Des cigarettes en hypermarché ?

En Espagne, Auchan (Alcampo) teste actuellement la vente d’automobiles dans un magasin pilote de la banlieue madrilène. En France, Géant Casino a fait une tentative, mais n’a pas, donné suite. De même, les grandes enseignes se penchent sur le marché des deux roues. L’an dernier, Carrefour a tenté un “coup” commercial en proposant des scooters 50 centimètres cubes (sans permis) importés d’Asie, puis des scooters 125 centimètres cubes (immatriculés, cette fois), le tout à des prix défiant toute concurrence. “ On peut imaginer que les chaînes d’hypermarchés iront, demain, encore plus loin et commercialiseront de nouveaux produits ou services, murmure Adilson Borges. Pourquoi pas de l’immobilier, par exemple ? ” Alors, quelles limites la grande distribution fixe-t-elle à son domaine de compétence ? À quand les médicaments ou les cigarettes vendues dans les linéaires ? “ Le critère décisif est l’intérêt de la démarche, indique le professeur de Reims Management School. En partant à la conquête de nouveaux marchés, les hypermarchés cherchent, d’une part, à drainer vers leurs magasins des consommateurs en quête de prix bas et, d’autre part, à réaliser des marges substantielles. ” Pour que le jeu en vaille la chandelle, il faut donc que ces deux conditions soient réunies.

Avis d’expert

Adilson Borges

, titulaire de la chaire “distribution” créée par Reims Management School en partenariat avec Auchan “ La menace des hypers fait baisser les prix ” Pour Adilson Borges, l’arrivée des hypermarchés et supermarchés dans de nouveaux secteurs jusqu’ici réservés aux distributeurs traditionnels provoque une saine déflation. “ La concurrence que se livrent les acteurs d’un même marché a pour effet positif de peser sur les prix ”, explique-t-il.
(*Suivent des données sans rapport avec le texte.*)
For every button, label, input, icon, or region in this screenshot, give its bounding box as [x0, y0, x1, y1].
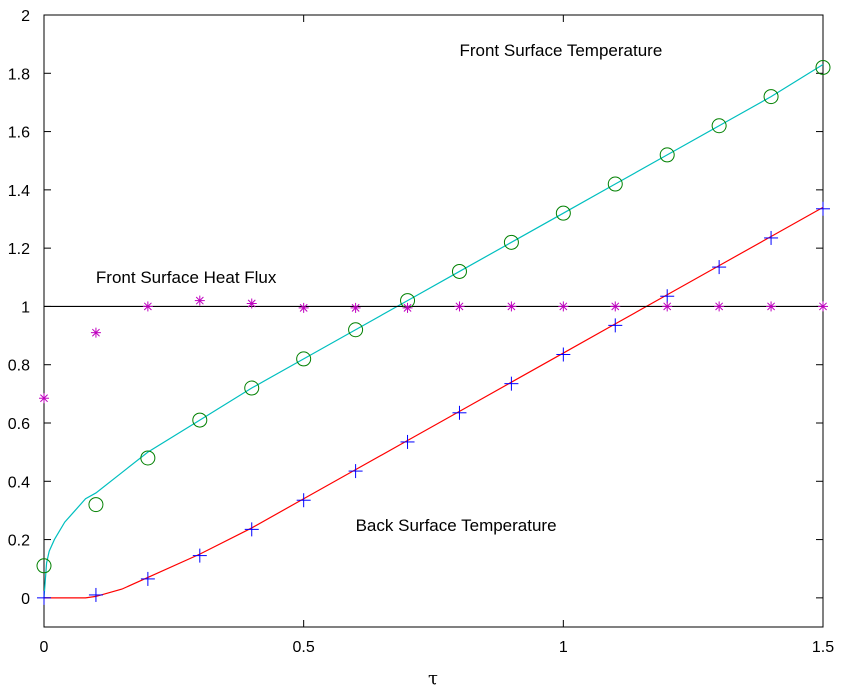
x-tick-label: 0	[40, 639, 49, 656]
asterisk-marker	[766, 301, 777, 312]
plus-marker	[37, 590, 51, 605]
y-tick-label: 1	[21, 299, 30, 316]
annotations: Front Surface Temperature Front Surface H…	[96, 41, 662, 535]
asterisk-marker	[558, 301, 569, 312]
circle-marker	[140, 450, 156, 466]
circle-marker	[348, 322, 364, 338]
plus-marker	[140, 571, 155, 586]
plus-marker	[348, 464, 363, 479]
y-tick-label: 0.2	[8, 533, 30, 550]
asterisk-marker	[39, 393, 49, 404]
y-tick-label: 0	[21, 591, 30, 608]
series-markers	[36, 59, 831, 605]
circle-marker	[555, 205, 571, 221]
plus-marker	[504, 376, 519, 391]
y-tick-label: 0.8	[8, 358, 30, 375]
annotation-label: Front Surface Temperature	[459, 41, 662, 60]
asterisk-marker	[506, 301, 517, 312]
x-tick-label: 1	[559, 639, 568, 656]
plus-marker	[660, 289, 675, 304]
circle-marker	[763, 89, 779, 105]
plus-marker	[764, 230, 779, 245]
plus-marker	[608, 318, 623, 333]
plus-marker	[244, 522, 259, 537]
circle-marker	[503, 234, 519, 250]
x-axis-label: τ	[428, 668, 438, 689]
plus-marker	[712, 260, 727, 275]
x-tick-label: 1.5	[812, 639, 834, 656]
y-tick-label: 0.4	[8, 474, 30, 491]
asterisk-marker	[454, 301, 465, 312]
circle-marker	[244, 380, 260, 396]
axis-ticks	[43, 14, 824, 627]
plus-marker	[556, 347, 571, 362]
plus-marker	[816, 201, 830, 216]
y-tick-label: 0.6	[8, 416, 30, 433]
circle-marker	[815, 59, 831, 75]
asterisk-marker	[246, 298, 257, 309]
y-tick-label: 1.8	[8, 66, 30, 83]
asterisk-marker	[90, 327, 101, 338]
plus-marker	[400, 434, 415, 449]
asterisk-marker	[194, 295, 205, 306]
y-tick-label: 1.4	[8, 183, 30, 200]
annotation-label: Front Surface Heat Flux	[96, 268, 277, 287]
circle-marker	[659, 147, 675, 163]
y-tick-label: 2	[21, 8, 30, 25]
plus-marker	[296, 493, 311, 508]
asterisk-marker	[350, 302, 361, 313]
asterisk-marker	[610, 301, 621, 312]
asterisk-marker	[714, 301, 725, 312]
y-tick-label: 1.2	[8, 241, 30, 258]
plus-marker	[452, 405, 467, 420]
asterisk-marker	[662, 301, 673, 312]
circle-marker	[451, 263, 467, 279]
circle-marker	[296, 351, 312, 367]
circle-marker	[88, 497, 104, 513]
series-line	[43, 64, 824, 598]
asterisk-marker	[298, 302, 309, 313]
plot-area	[43, 14, 824, 628]
circle-marker	[36, 558, 52, 574]
circle-marker	[607, 176, 623, 192]
annotation-label: Back Surface Temperature	[356, 516, 557, 535]
plus-marker	[192, 548, 207, 563]
tick-labels: 0 0.5 1 1.5 0 0.2 0.4 0.6 0.8 1 1.2 1.4 1.6 1.8 2	[8, 8, 834, 656]
asterisk-marker	[402, 302, 413, 313]
asterisk-marker	[818, 301, 828, 312]
asterisk-marker	[142, 301, 153, 312]
x-tick-label: 0.5	[293, 639, 315, 656]
y-tick-label: 1.6	[8, 125, 30, 142]
plus-marker	[88, 587, 103, 602]
circle-marker	[192, 412, 208, 428]
circle-marker	[711, 118, 727, 134]
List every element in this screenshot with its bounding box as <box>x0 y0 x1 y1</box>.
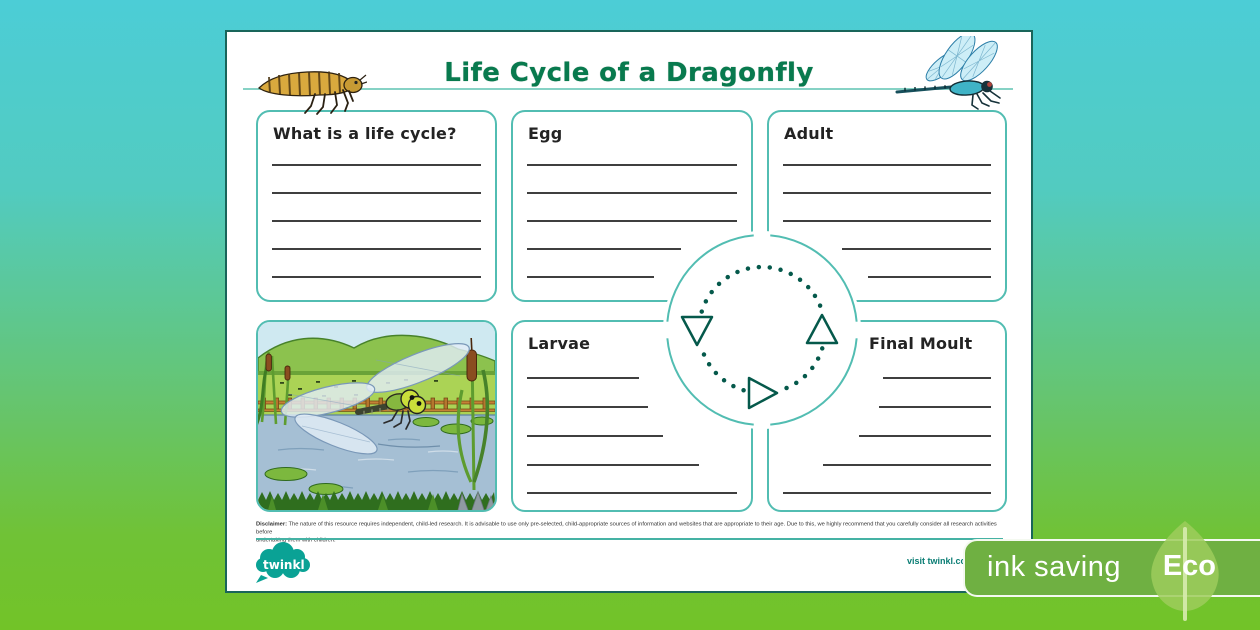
adult-dragonfly-icon <box>895 36 1001 110</box>
writing-line <box>272 192 481 194</box>
writing-line <box>783 220 991 222</box>
writing-line <box>842 248 991 250</box>
writing-line <box>272 164 481 166</box>
writing-line <box>783 192 991 194</box>
page-title-text: Life Cycle of a Dragonfly <box>426 58 832 88</box>
writing-line <box>527 192 737 194</box>
worksheet-page: Life Cycle of a Dragonfly What is a life… <box>225 30 1033 593</box>
writing-line <box>823 464 991 466</box>
writing-line <box>272 220 481 222</box>
writing-line <box>527 276 654 278</box>
disclaimer-line-1: Disclaimer: The nature of this resource … <box>256 520 997 536</box>
ink-saving-label: ink saving <box>987 551 1121 583</box>
writing-line <box>527 248 681 250</box>
box-final-moult: Final Moult <box>767 320 1007 512</box>
writing-line <box>527 377 639 379</box>
disclaimer-label: Disclaimer: <box>256 520 288 528</box>
box-heading: Larvae <box>528 334 591 353</box>
writing-line <box>879 406 991 408</box>
box-egg: Egg <box>511 110 753 302</box>
box-heading: Egg <box>528 124 563 143</box>
writing-line <box>527 492 737 494</box>
box-what-is-a-life-cycle: What is a life cycle? <box>256 110 497 302</box>
writing-line <box>527 435 663 437</box>
footer-divider-line <box>256 538 1003 540</box>
writing-line <box>868 276 991 278</box>
pond-scene-picture <box>256 320 497 512</box>
page-title: Life Cycle of a Dragonfly <box>227 58 1031 88</box>
writing-line <box>272 248 481 250</box>
leaf-icon <box>1151 521 1219 621</box>
disclaimer-text: Disclaimer: The nature of this resource … <box>256 520 1008 544</box>
writing-line <box>783 164 991 166</box>
eco-label: Eco <box>1162 550 1216 582</box>
visit-twinkl-link[interactable]: visit twinkl.com <box>907 556 975 566</box>
box-larvae: Larvae <box>511 320 753 512</box>
box-heading: Final Moult <box>869 334 973 353</box>
box-heading: Adult <box>784 124 834 143</box>
writing-line <box>783 492 991 494</box>
pond-dragonfly-scene-icon <box>258 322 495 510</box>
box-heading: What is a life cycle? <box>273 124 457 143</box>
header-divider-line <box>243 88 1013 90</box>
writing-line <box>527 164 737 166</box>
twinkl-logo: twinkl <box>256 542 310 583</box>
writing-line <box>859 435 991 437</box>
twinkl-logo-text: twinkl <box>263 558 305 572</box>
ink-saving-eco-badge: ink saving Eco <box>963 521 1260 621</box>
dragonfly-nymph-icon <box>257 71 367 115</box>
writing-line <box>527 464 699 466</box>
writing-line <box>272 276 481 278</box>
writing-line <box>527 406 648 408</box>
writing-line <box>883 377 991 379</box>
box-adult: Adult <box>767 110 1007 302</box>
writing-line <box>527 220 737 222</box>
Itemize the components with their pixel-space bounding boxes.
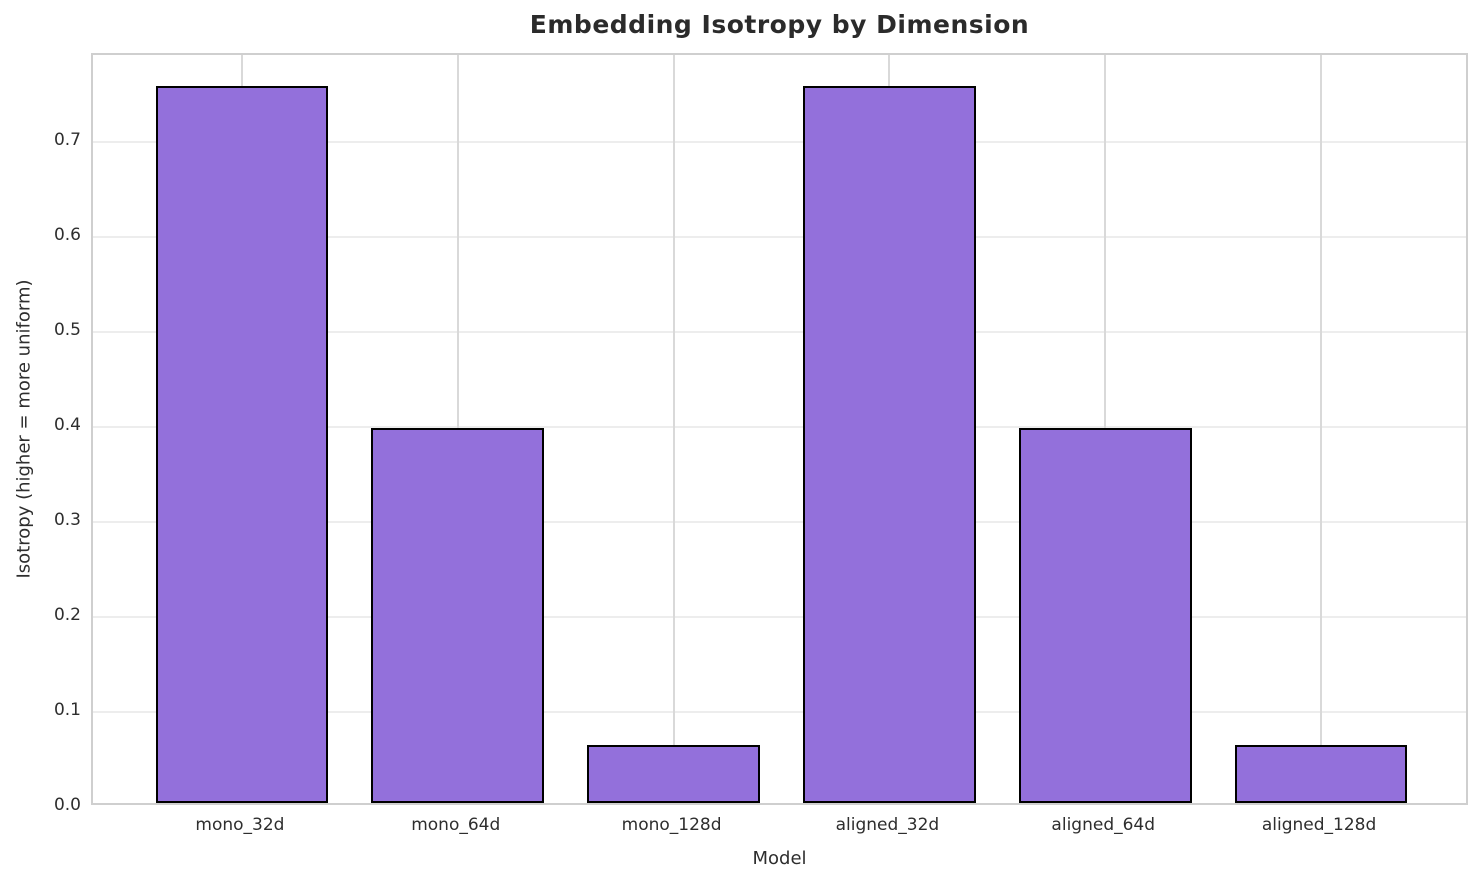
bar	[803, 85, 976, 803]
x-tick-label: aligned_64d	[1051, 815, 1156, 835]
bar	[1018, 427, 1192, 803]
plot-area	[91, 53, 1468, 805]
bar	[371, 427, 545, 803]
y-tick-label: 0.0	[53, 795, 81, 815]
x-tick-label: mono_32d	[195, 815, 285, 835]
x-tick-label: mono_64d	[411, 815, 501, 835]
bar	[155, 85, 329, 803]
y-tick-label: 0.7	[53, 129, 81, 150]
y-tick-label: 0.5	[53, 319, 81, 340]
y-tick-label: 0.1	[53, 699, 81, 720]
bar	[1234, 745, 1408, 803]
gridline-horizontal	[93, 330, 1466, 333]
y-tick-label: 0.6	[53, 224, 81, 245]
x-tick-label: aligned_128d	[1261, 815, 1377, 835]
gridline-horizontal	[93, 615, 1466, 618]
gridline-horizontal	[93, 140, 1466, 143]
bar	[587, 745, 760, 803]
chart-title: Embedding Isotropy by Dimension	[529, 10, 1030, 39]
gridline-horizontal	[93, 520, 1466, 523]
gridline-horizontal	[93, 235, 1466, 238]
gridline-horizontal	[93, 425, 1466, 428]
gridline-horizontal	[93, 710, 1466, 713]
y-tick-label: 0.2	[53, 604, 81, 625]
y-tick-label: 0.3	[53, 509, 81, 530]
x-tick-label: mono_128d	[621, 815, 722, 835]
gridline-vertical	[1320, 55, 1323, 803]
x-axis-label: Model	[752, 848, 807, 869]
y-tick-label: 0.4	[53, 414, 81, 435]
x-tick-label: aligned_32d	[835, 815, 940, 835]
gridline-vertical	[672, 55, 675, 803]
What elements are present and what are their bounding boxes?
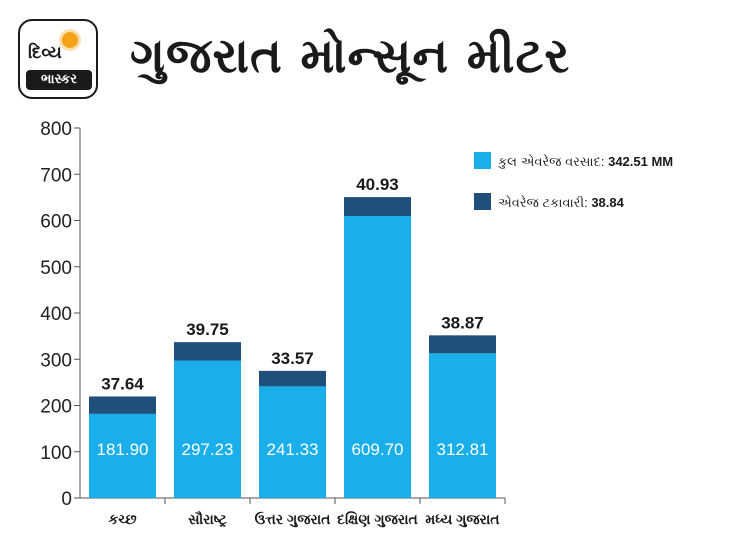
x-category-label: સૌરાષ્ટ્ર [188, 510, 227, 528]
bar-average-percent [89, 396, 156, 414]
bar-total-rainfall [174, 360, 241, 498]
x-category-label: દક્ષિણ ગુજરાત [337, 511, 418, 528]
logo-text-bottom: ભાસ્કર [26, 70, 92, 90]
bar-total-label: 297.23 [182, 440, 234, 459]
y-tick-label: 600 [40, 212, 72, 233]
legend-entry: એવરેજ ટકાવારી: 38.84 [498, 195, 625, 210]
bar-total-label: 241.33 [267, 440, 319, 459]
x-category-label: કચ્છ [108, 511, 136, 527]
bar-total-label: 609.70 [352, 440, 404, 459]
y-tick-label: 700 [40, 165, 72, 186]
bar-percent-label: 39.75 [186, 320, 229, 339]
chart-bars: 181.90 37.64 297.23 39.75 241.33 33.57 609.70 4… [89, 175, 496, 499]
x-category-label: મધ્ય ગુજરાત [425, 511, 499, 528]
logo-text-top: દિવ્ય [28, 43, 62, 63]
bar-average-percent [344, 197, 411, 217]
y-tick-label: 300 [40, 350, 72, 371]
legend-label: કુલ એવરેજ વરસાદ: [497, 154, 608, 169]
chart-axes: 0 100 200 300 400 500 600 700 800 કચ્છ સૌરાષ્ટ્ર ઉત… [40, 119, 506, 528]
bar-average-percent [429, 335, 496, 354]
bar-percent-label: 33.57 [271, 349, 314, 368]
y-tick-label: 800 [40, 119, 72, 140]
bar-percent-label: 38.87 [441, 313, 484, 332]
divya-bhaskar-logo: દિવ્ય ભાસ્કર [18, 19, 98, 99]
bar-average-percent [259, 370, 326, 387]
bar-percent-label: 40.93 [356, 175, 399, 194]
page-title: ગુજરાત મોન્સૂન મીટર [130, 28, 571, 84]
y-tick-label: 100 [40, 443, 72, 464]
legend-value: 342.51 MM [608, 154, 673, 169]
chart-legend: કુલ એવરેજ વરસાદ: 342.51 MM એવરેજ ટકાવારી:… [474, 152, 673, 210]
bar-total-rainfall [344, 216, 411, 499]
legend-swatch [474, 193, 491, 210]
bar-percent-label: 37.64 [101, 374, 144, 393]
bar-total-rainfall [429, 353, 496, 498]
bar-total-rainfall [259, 386, 326, 498]
y-tick-label: 0 [61, 489, 72, 510]
legend-swatch [474, 152, 491, 169]
bar-total-label: 312.81 [437, 440, 489, 459]
bar-average-percent [174, 342, 241, 361]
bar-total-rainfall [89, 413, 156, 498]
bar-total-label: 181.90 [97, 440, 149, 459]
legend-label: એવરેજ ટકાવારી: [498, 195, 591, 210]
y-tick-label: 500 [40, 258, 72, 279]
x-category-label: ઉત્તર ગુજરાત [255, 511, 331, 528]
y-tick-label: 200 [40, 397, 72, 418]
sun-icon [62, 32, 78, 48]
legend-entry: કુલ એવરેજ વરસાદ: 342.51 MM [497, 154, 673, 169]
legend-value: 38.84 [591, 195, 624, 210]
y-tick-label: 400 [40, 304, 72, 325]
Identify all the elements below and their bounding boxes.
Mais ce n’est pas tout : “ La concurrence potentielle peut avoir des effets identiques. Ainsi, lorsque la distribution sélective pratique des marges importantes, elle sait qu’elle risque d’attirer la convoitise d’acteurs tentés par la possibilité de casser les prix tout en préservant des niveaux de marges confortables. Cela pourrait bouleverser les règles établies. ” Les choses se passent donc comme si la menace des hypers constituait un frein à toute dérive inflationniste.

Il y a 20 ans

Leclerc engageait une partie de bras de fer avec l’ordre des pharmaciens afin de référencer, dans ses magasins, des articles de parapharmacie. En 1986, la chaîne finissait par l’emporter. Aujourd’hui, 66 de ses points de vente distribuent des marques haut de gamme de cosmétologie et d’hygiène corporelle.

Témoignage

Mourad El Kallel, p-dg de Gamma Travel “ Lorsqu’une chaîne d’hypers frappe à votre porte, elle vous apporte la puissance de son réseau ” Né il y a huit ans, Gamma Travel a presque toujours collaboré avec Vacances Carrefour. Le tour-operator, spécialiste de la Tunisie, a même noué avec l’enseigne un véritable partenariat, puisqu’il conçoit pour elle des produits “sur-mesure”, destinés à être vendus sous le “label” Vacances Carrefour. “ L’enseigne nous a tout de suite ouvert ses portes, intéressée par notre savoir-faire de spécialiste et le rapport qualité-prix de nos produits. De notre côté, nous y avons vu un excellent débouché. Pour nous, c’était une chance. ” Aujourd’hui, Gamma Travel réalise près du tiers de ses ventes grâce à cet important client. “ Lorsqu’une chaîne d’hypermarchés vient à vous, c’est tout un réseau qui diffuse vos produits. Vous êtes sûrs d’avoir des clients et, en plus, vous gagnez en notoriété. ”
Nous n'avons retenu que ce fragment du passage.